ADD ON CAMERA FOR TRANESOPHEGEAL ECHOCARDIOLOGY
FIELD OF THE INVENTION
The present invention relates to a medical device for minimally invasive procedures and particularly to an image sensor to be used in such a procedure.
SUMMARY OF THE INVENTION
An aspect of some embodiments of the present invention relates to a compact distal tip for mounting on a TEE probe.
This new integrated medical device would reduce risks involve with potential injuries throughout and subsequent to examination of cardiac patient during ultrasound imaging scan and reduce the consequence involve with employ of TEE probe.
BRIEF DESCRIPTION OF THE DRAWINGS
Exemplary non-limiting embodiments of the invention will be described with reference to the following description of the embodiments, in conjunction with the figure. Identical structures, elements or parts which appear in more than one figure are perfectly labeled with the same or similar description, and in which:
BREIF DESCRIPTION OF THE PROBLEM
Since there is no direct visualization of esophagus during TEE (Tranesophageal Echocardiography) probe insertion and manipulations, it requires more attention compared to conventional optical Gastroscope.

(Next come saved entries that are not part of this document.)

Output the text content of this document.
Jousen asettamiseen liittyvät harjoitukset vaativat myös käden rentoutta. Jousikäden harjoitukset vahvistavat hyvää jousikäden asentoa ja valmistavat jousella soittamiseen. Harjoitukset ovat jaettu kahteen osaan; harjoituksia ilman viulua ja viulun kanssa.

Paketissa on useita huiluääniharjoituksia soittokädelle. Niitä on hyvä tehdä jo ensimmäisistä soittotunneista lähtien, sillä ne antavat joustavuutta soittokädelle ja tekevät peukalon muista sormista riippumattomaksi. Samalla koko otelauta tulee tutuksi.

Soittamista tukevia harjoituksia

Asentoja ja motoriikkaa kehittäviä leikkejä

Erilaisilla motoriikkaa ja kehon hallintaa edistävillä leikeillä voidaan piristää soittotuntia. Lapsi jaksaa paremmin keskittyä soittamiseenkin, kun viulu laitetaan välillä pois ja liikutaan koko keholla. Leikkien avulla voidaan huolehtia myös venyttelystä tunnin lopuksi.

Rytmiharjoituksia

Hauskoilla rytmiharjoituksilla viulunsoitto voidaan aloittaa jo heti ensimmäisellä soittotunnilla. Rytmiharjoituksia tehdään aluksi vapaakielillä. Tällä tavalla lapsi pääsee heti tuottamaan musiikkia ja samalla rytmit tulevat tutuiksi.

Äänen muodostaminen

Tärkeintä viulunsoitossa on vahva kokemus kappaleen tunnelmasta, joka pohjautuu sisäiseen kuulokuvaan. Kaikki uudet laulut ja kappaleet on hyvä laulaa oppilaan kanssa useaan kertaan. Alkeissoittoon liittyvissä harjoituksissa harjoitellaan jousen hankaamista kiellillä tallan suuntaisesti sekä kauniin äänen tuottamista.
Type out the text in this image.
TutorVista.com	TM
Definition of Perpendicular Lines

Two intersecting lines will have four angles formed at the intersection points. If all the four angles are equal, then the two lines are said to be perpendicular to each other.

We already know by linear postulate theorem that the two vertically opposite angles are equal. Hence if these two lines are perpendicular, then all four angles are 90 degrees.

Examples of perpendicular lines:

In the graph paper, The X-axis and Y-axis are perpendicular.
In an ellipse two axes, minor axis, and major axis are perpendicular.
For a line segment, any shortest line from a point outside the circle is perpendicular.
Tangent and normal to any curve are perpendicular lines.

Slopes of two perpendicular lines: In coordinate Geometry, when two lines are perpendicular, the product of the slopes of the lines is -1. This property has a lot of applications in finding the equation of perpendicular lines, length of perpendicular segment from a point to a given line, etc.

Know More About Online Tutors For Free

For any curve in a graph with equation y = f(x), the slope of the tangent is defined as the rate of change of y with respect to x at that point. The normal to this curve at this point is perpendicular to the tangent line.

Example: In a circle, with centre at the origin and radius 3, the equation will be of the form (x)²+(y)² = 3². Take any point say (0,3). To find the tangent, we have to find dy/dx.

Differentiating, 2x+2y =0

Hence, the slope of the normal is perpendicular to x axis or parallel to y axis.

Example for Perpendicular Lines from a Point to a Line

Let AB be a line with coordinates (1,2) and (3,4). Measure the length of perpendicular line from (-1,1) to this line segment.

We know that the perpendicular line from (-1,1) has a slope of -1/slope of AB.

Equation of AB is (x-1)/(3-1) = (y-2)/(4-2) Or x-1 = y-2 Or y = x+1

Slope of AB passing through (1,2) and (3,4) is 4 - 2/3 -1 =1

Thus conventional TEE studies require increased diligence because of the lack of optical control during probe insertion and manipulation in the esophagus throughout operative procedure.
Example: Often the intraoperative cardiovascular is postponed because of concern for increased esophageal bleeding after heparinization due to linear ulcer adjacent to a stricture of distal linear erosion.
Introduction to TEE:
In comparison with other diagnostic modalities, TEE is relative safe and noninvasive. However, the insertion and manipulation of the ultrasound probe can cause oropharyngeal, esophageal, or gastric trauma.
Implication, potential risks and difficulties:
One proposed source of pharyngeal and esophageal injury during TEE involves improper probe placement. If the tip of the probe is not centered in the posterior pharynx and instead is placed laterally into the pyriform fossa, the probe may bend or “buckle”. Advancement of the probe in this situation may cause the tip to be oriented in an extreme retrograde position. Manipulation or rapid removal of the probe oriented in this manner could cause serious gastroesophageal laceration.
Additional risks and difficulties include:
• False passage into diverticulum
• Inadvertent tracheal intubation
• Probe of TEE can easily slip into Zenkers diverticulum and can cause perforation.
• Forty percent of those perforations occur in the hypopharynx, whereas 20% occurs in the esophagus.
• TEE probe placement, motion and removal may lead to displacement or accidental extubation of endotracheal tube particularly in children.
• Patients with hiatal hernia encounter resistance during probe advancement from the esophagus to the stomach.
• Due to complications associated with conventional TEE probe, often complication is followed by immediate diagnostic upper gastrointestinal endoscopy.
The true frequency of Esophageal and other related injury associated with conventional TEE probe is undoubtedly underestimated.
A proposed TEE Videoscope is a valuable clinical tool for ease of passage under direct visualization through the hypopharynx into Esophagus, thus it improves patient safety and reduces injury related incidents.